When there is no existing copy of the downloaded files on my machine,
I note that Pavuk's 3rd (or so) download is an attempt to
download the current-working-directory as a URL from the remote machine.
Once a copy of the remote files exist on my local machine, then Pavuk
tries to download _._.HTML from the remote site.

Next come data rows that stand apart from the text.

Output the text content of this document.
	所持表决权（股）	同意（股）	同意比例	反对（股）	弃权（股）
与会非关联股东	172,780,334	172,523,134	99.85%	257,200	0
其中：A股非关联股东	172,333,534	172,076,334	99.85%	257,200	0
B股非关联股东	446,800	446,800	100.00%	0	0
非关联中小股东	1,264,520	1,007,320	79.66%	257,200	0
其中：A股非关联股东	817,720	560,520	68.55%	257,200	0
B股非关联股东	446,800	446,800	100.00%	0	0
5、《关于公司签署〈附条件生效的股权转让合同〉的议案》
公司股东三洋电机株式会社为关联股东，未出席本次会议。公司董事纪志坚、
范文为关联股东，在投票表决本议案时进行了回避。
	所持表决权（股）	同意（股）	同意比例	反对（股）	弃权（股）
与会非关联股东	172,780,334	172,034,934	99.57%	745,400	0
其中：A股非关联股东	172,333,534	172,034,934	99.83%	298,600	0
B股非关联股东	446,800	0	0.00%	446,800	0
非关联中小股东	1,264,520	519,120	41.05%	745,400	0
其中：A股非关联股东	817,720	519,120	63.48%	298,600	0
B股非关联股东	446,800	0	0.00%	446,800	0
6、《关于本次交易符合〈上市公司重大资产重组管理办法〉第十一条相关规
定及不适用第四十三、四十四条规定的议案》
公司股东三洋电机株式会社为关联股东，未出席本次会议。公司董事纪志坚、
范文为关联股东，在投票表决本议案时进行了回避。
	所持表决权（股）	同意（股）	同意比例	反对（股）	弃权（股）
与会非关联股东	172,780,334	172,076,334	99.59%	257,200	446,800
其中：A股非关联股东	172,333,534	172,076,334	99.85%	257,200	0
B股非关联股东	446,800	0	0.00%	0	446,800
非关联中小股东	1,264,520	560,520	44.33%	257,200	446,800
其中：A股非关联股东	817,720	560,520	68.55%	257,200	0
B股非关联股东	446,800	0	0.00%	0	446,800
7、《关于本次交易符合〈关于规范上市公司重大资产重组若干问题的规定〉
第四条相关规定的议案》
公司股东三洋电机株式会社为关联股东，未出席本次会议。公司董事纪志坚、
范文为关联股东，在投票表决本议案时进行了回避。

In either case, the remote site doesn't have the requested item,
AND it will probably generate messages in the remote-sites's logs,
to their dismay.
Is there a command-line flag to stop this behavior?
Is it a bug?
If anyone has insight into this, I'd appreciate a private e-mail.
Thanks very much!
Please see the small snippets below.
Bob
WITH NO LOCAL FILES (see download item #3, ie:
file:///home/enger ):
[enger@localhost tmp]$ pwd
/tmp
[enger@localhost tmp]$ time pavuk -cdir /tmp/work -singlepage
-norobots -nthreads 1
http://www.yahoo.com/
URL[ 1]: 1(0) of 1
http://www.yahoo.com/
download: OK
URL[ 1]: 2(0) of 16
http://us.i1.yimg.com/us.yimg.com/i/ww/m6v8y.gif
download: OK
URL[ 1]: 3(0) of 16
file:///tmp
download: ERROR: opening file
URL[ 1]: 4(1) of 16
http://us.i1.yimg.com/us.yimg.com/a/ho/hot_jobs/old54x16tran_tm.gif
download: OK
URL[ 1]: 5(1) of 16
http://us.i1.yimg.com/us.yimg.com/i/mntl/spo/03q3/hdr_nfl.gif
download: OK
[...]
NOW THAT THE LOCAL DIRECTORY HAS SOME CONTENTS, NOTE CHANGE IN #3:
[enger@localhost tmp]$ time pavuk -cdir /tmp/work -singlepage
-norobots -nthreads 1
http://www.yahoo.com/
URL[ 1]: 1(0) of 1
http://www.yahoo.com/
File redirect
download: OK
URL[ 1]: 2(0) of 16
http://us.i1.yimg.com/us.yimg.com/i/ww/m6v8y.gif
File redirect
download: OK
URL[ 1]: 3(0) of 16
http://www.yahoo.com/_._.html
download: ERROR: HTTP document not found
URL[ 1]: 4(1) of 16
http://us.i1.yimg.com/us.yimg.com/a/ho/hot_jobs/old54x16tran_tm.gif
File redirect
download: OK
URL[ 1]: 5(1) of 16
http://us.i1.yimg.com/us.yimg.com/i/mntl/spo/03q3/hdr_nfl.gif
File redirect
download: OK
URL[ 1]: 6(1) of 16
http://us.i1.yimg.com/us.yimg.com/i/mntl/spo/03q4/favre_hug.jpg
[...]